Appuyé contre elle, le corps de Luka lui donnait une agréable sensation de réchauffement. Ce dernier était en train d'échanger quelques mots avec Audrey qui se tenait dans l'encadrement de la porte qui menait à l'intérieur.
— Et Pierre, il est où ?
— Il est rentré tout à l'heure. Il travaille aujourd'hui, répondit l'adolescente.
Mais alors que sa vision venait à peine de se rétablir, Emilia décida de se mêler à la discussion :
— Qu'est-ce qui se passe ?
— Salut la belle au bois dormant, déclara Audrey avec une pointe de sarcasme.
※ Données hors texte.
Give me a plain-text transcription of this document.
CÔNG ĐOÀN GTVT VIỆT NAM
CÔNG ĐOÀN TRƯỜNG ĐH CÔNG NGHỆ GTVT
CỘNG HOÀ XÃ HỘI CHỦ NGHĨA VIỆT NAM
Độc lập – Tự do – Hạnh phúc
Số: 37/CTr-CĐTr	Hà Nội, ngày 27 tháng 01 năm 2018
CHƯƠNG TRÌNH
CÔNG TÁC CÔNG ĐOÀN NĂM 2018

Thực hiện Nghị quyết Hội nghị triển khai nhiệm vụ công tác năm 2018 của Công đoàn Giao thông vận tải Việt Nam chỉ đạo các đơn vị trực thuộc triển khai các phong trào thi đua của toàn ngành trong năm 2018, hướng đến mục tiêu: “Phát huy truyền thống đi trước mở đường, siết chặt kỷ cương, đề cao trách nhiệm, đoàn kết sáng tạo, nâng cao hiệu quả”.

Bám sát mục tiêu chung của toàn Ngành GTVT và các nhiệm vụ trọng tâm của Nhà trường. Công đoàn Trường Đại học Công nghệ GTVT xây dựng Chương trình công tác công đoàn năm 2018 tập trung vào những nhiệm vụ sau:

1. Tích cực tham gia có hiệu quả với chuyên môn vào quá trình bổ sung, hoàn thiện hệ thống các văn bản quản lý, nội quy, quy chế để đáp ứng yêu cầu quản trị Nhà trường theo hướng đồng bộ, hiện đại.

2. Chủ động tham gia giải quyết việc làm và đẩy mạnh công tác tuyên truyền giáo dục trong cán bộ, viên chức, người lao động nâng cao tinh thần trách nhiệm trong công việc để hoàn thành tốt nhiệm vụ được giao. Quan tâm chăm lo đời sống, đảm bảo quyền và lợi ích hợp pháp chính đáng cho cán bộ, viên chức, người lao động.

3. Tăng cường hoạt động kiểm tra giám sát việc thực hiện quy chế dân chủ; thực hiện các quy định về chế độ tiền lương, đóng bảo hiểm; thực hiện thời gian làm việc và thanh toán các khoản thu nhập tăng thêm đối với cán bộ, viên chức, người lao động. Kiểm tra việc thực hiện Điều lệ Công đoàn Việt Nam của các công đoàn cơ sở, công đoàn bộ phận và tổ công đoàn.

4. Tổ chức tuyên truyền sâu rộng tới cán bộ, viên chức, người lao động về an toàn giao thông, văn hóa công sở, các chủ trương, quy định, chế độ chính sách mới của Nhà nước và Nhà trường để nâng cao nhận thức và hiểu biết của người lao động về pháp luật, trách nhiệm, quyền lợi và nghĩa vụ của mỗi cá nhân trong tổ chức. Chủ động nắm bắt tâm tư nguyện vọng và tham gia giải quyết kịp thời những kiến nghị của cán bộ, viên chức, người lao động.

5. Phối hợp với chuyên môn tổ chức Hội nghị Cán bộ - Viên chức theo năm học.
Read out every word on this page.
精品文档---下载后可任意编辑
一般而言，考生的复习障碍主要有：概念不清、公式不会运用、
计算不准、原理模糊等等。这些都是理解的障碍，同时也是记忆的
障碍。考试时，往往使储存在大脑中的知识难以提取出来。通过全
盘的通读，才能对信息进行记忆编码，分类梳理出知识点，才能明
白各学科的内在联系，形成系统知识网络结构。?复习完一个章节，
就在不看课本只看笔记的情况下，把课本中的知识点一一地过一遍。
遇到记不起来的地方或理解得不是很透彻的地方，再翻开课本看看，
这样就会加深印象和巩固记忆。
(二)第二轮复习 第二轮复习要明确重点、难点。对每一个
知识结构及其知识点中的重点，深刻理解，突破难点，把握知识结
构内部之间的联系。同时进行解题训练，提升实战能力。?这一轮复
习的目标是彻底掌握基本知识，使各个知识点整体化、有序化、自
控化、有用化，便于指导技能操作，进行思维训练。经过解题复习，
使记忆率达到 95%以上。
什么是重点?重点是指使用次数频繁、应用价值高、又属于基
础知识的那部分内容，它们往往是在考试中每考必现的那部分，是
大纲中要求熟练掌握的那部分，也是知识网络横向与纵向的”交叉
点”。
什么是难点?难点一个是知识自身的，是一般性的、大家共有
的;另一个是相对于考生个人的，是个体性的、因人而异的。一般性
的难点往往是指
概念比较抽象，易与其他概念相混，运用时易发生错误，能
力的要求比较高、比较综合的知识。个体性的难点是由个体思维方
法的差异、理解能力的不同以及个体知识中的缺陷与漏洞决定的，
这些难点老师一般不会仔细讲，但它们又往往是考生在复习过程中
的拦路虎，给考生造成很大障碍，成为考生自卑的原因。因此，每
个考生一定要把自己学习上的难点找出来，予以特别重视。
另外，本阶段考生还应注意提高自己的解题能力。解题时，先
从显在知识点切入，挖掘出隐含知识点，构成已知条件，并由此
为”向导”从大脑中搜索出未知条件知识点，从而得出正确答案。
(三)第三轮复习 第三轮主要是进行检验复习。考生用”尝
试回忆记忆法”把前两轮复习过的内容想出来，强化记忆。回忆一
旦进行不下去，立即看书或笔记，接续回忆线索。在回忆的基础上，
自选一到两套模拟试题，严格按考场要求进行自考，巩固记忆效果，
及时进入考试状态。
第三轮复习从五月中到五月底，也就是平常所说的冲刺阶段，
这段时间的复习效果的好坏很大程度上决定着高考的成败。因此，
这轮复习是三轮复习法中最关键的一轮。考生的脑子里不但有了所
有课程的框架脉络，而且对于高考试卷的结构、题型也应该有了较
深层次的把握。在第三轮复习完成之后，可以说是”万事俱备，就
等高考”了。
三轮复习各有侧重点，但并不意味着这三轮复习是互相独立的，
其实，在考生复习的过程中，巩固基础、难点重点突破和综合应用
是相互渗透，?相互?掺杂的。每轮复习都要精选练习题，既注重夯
On doit s'en aller, il est six heure du matin et si par malheur quelqu'un nous voit sortir du magasin comme des voleurs, il est possible que Delphine ait de gros ennuis.
Soudain, une pensée traversa l'esprit de la jeune fille.
— Le parc, tu sais le grand avec les arbres et la grande allée, tu sais à quelle heure il ouvre ? demanda-t-elle à la jeune femme.
— Le parc Châteaubriant ? Sûrement dans une heure, annonça cette dernière.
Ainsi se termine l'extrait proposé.